またオムロンは、長年培ったFA機器にロボットを取り込む形で統合化を進めている。ロボットもフィールドコンポーネンツのひとつとして取り扱えるようなコントローラを展示していた。
4. ハンド・チャックの進化
今回はハンド・チャックの新製品や新規参入メーカーが目立ったのも印象的だった。これまでハンドやチャックはロボットSIがカスタムすることが多かったが、協働ロボットの盛り上がりに合わせて、協働ロボット専用の汎用ハンドを開発するメーカーが増え、分野として大変にぎやかになってきた。

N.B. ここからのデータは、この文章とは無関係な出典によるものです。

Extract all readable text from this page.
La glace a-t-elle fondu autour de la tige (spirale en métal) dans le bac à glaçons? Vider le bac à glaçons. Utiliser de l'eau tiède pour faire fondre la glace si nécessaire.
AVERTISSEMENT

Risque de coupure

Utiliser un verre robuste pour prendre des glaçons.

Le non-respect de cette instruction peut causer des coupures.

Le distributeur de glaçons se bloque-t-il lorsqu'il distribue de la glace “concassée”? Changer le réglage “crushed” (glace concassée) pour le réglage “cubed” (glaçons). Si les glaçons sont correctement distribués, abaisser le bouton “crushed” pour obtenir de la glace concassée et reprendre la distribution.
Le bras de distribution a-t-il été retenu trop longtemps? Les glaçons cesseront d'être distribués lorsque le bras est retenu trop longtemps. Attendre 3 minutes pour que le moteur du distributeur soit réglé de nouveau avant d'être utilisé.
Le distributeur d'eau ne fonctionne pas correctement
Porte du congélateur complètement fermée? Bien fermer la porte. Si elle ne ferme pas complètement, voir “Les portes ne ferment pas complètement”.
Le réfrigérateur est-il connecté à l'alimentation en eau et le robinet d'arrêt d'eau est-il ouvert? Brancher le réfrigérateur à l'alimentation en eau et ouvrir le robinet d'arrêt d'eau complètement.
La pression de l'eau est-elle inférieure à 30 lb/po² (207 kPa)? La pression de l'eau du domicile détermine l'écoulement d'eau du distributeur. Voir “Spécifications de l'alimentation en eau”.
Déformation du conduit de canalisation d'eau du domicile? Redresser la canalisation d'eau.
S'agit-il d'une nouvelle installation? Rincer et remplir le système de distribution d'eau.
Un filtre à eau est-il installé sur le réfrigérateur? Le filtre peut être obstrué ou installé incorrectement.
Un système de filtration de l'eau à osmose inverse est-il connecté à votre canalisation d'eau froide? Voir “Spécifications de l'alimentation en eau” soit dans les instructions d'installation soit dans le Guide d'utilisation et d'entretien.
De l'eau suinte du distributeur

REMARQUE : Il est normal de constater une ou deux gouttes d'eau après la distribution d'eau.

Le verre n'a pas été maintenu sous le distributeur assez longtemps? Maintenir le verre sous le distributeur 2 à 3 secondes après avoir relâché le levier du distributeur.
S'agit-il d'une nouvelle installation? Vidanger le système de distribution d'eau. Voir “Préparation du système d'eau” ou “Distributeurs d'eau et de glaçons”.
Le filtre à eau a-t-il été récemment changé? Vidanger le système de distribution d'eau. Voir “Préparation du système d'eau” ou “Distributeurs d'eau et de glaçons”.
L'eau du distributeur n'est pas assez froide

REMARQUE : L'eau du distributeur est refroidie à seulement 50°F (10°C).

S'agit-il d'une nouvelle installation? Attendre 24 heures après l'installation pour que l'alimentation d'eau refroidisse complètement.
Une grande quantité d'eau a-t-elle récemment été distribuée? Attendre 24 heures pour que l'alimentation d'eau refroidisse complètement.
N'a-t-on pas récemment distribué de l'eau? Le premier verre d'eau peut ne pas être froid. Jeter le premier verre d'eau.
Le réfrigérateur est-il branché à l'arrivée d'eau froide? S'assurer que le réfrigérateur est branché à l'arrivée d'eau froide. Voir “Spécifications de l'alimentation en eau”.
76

シナノケンシ(ASPINA)は中空式で爪が交換できる小型ロボットハンドを展示。OnRobotはグローバルではユニバーサルロボット向けに多く使われているハンドとして有名なメーカーだが、このたび日本法人を開設し、日本市場に本格参入した。
このほか真空機器のシュマルツは、電源のみで真空が発生できる小型ポンプの新製品を発表。ユニークなところでは手袋メーカーの東和コーポレーションはロボットハンドが着ける手袋を出品し、手袋を通じてロボットハンドの滑りにくさ向上や耐油性などの付加価値が付けられることを提案していた。

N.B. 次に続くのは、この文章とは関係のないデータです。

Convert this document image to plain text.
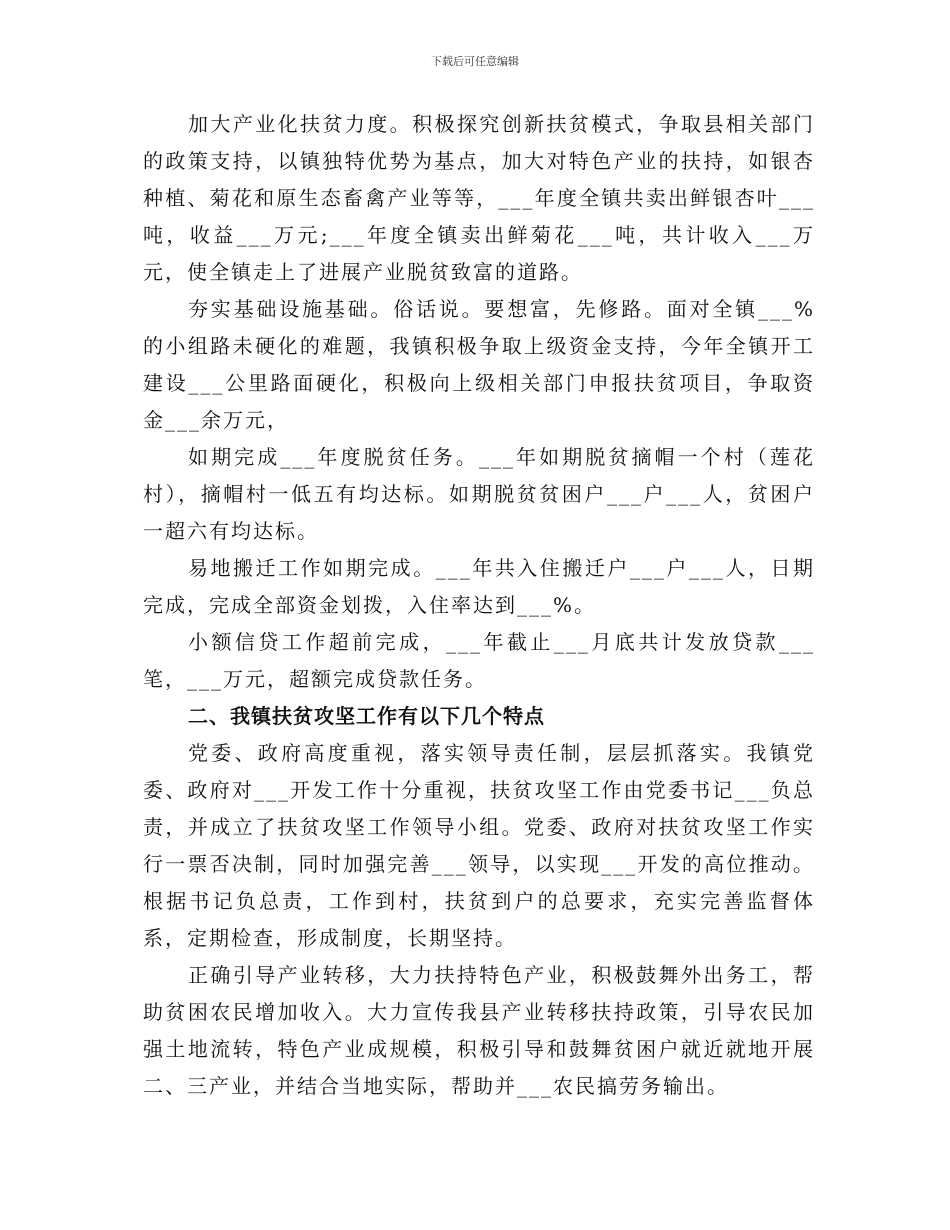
下载后可任意编辑

加大产业化扶贫力度。积极探究创新扶贫模式，争取县相关部门的政策支持，以镇独特优势为基点，加大对特色产业的扶持，如银杏种植、菊花和原生态畜禽产业等等，___年度全镇共卖出鲜银杏叶___吨，收益___万元;___年度全镇卖出鲜菊花___吨，共计收入___万元，使全镇走上了进展产业脱贫致富的道路。

夯实基础设施基础。俗话说。要想富，先修路。面对全镇___%的小组路未硬化的难题，我镇积极争取上级资金支持，今年全镇开工建设___公里路面硬化，积极向上级相关部门申报扶贫项目，争取资金___余万元，

如期完成___年度脱贫任务。___年如期脱贫摘帽一个村（莲花村），摘帽村一低五有均达标。如期脱贫贫困户___户___人，贫困户一超六有均达标。

易地搬迁工作如期完成。___年共入住搬迁户___户___人，日期完成，完成全部资金划拨，入住率达到___%。

小额信贷工作超前完成，___年截止___月底共计发放贷款___笔，___万元，超额完成贷款任务。

二、我镇扶贫攻坚工作有以下几个特点

党委、政府高度重视，落实领导责任制，层层抓落实。我镇党委、政府对___开发工作十分重视，扶贫攻坚工作由党委书记___负总责，并成立了扶贫攻坚工作领导小组。党委、政府对扶贫攻坚工作实行一票否决制，同时加强完善___领导，以实现___开发的高位推动。根据书记负总责，工作到村，扶贫到户的总要求，充实完善监督体系，定期检查，形成制度，长期坚持。

正确引导产业转移，大力扶持特色产业，积极鼓舞外出务工，帮助贫困农民增加收入。大力宣传我县产业转移扶持政策，引导农民加强土地流转，特色产业成规模，积极引导和鼓舞贫困户就近就地开展二、三产业，并结合当地实际，帮助并___农民搞劳务输出。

またハンド・チャックの進化の注目ポイントとして、ロボットメーカーによるロボットハンドのプラグ&プレイ等の開始と準備。ユニバーサルロボットはUR+で周辺機器とのシームレスな接続・制御の仕組みをいち早く開始していたが、今回、ファナック「CRX-10iA」では周辺機器のソフトをプラグインとして追加することで設定画面の表示や専用命令の実行を可能とし、三菱電機は本体とハンドの継手部分の接続性を改善した。
5. モバイルロボットが定着
会場内で目立ったのがモバイルロボット。搬送の自動化だけでなく、ロボットアームと組み合わせてピッキングや場所を移動しての作業、さらには作業自体を変更して助っ人としてフレキシブルに動いて生産性を上げていくといったデモが行われた。

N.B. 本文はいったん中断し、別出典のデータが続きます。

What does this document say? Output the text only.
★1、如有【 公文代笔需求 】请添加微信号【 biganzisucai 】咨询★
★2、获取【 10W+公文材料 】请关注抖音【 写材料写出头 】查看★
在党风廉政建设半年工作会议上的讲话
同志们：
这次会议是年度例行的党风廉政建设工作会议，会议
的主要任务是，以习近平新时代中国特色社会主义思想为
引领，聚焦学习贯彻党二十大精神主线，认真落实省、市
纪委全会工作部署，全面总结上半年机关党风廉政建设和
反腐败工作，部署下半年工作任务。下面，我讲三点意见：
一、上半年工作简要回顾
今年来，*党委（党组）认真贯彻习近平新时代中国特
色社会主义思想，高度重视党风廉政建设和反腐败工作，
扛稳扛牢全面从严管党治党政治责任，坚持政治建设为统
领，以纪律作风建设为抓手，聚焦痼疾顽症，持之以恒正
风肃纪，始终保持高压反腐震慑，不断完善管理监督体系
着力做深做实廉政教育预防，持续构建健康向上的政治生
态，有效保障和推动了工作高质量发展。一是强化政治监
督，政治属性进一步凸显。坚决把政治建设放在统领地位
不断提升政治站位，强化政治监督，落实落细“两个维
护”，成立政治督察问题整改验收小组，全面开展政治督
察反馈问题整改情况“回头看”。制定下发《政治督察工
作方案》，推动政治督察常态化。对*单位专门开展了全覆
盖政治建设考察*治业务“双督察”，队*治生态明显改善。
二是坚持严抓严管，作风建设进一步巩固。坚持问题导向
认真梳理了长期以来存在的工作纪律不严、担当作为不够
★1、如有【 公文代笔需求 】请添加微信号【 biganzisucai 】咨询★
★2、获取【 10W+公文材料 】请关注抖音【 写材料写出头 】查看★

安川電機は、ブースの中央にモバイルロボット+協働ロボット、固定式の協働ロボットなどを組み合わせた全自動化工程を展示。状況に応じてロボットが場所や作業を変更するなどフレキシブルな生産も見て取れた。
オムロンは人と協働ロボット、モバイルロボット、自動機が連携した製造工程をデモ。また主要ロボットメーカーとしては唯一、自社製品としてモバイルロボットを取り扱っており、モバイルロボットのみの導入・活用提案や操作・設定デモなどが人気だった。
6. 海外メーカーが逆進出
日本はロボットメーカーがひしめくロボット大国だが、逆に外からの新規参入として海外ロボットメーカーの新顔が出てきていた。住友商事マシネックスが国内総代理店となって日本進出を果たしたのが韓国メーカーのDOOSAN ROBOTICS。協働ロボット専業メーカーで、すでに世界15カ国に展開しているという。
中国メーカーのQKM。スカラロボットを中心に中国国内で展開し、国内販売台数ではトップクラスだという。サーボモーター、減速機、ケーブルなど主要部品は日本製品を使うことで信頼性を高めており、ロボット大国であり、厳しい日本市場のなかで技術を磨きたいとしている。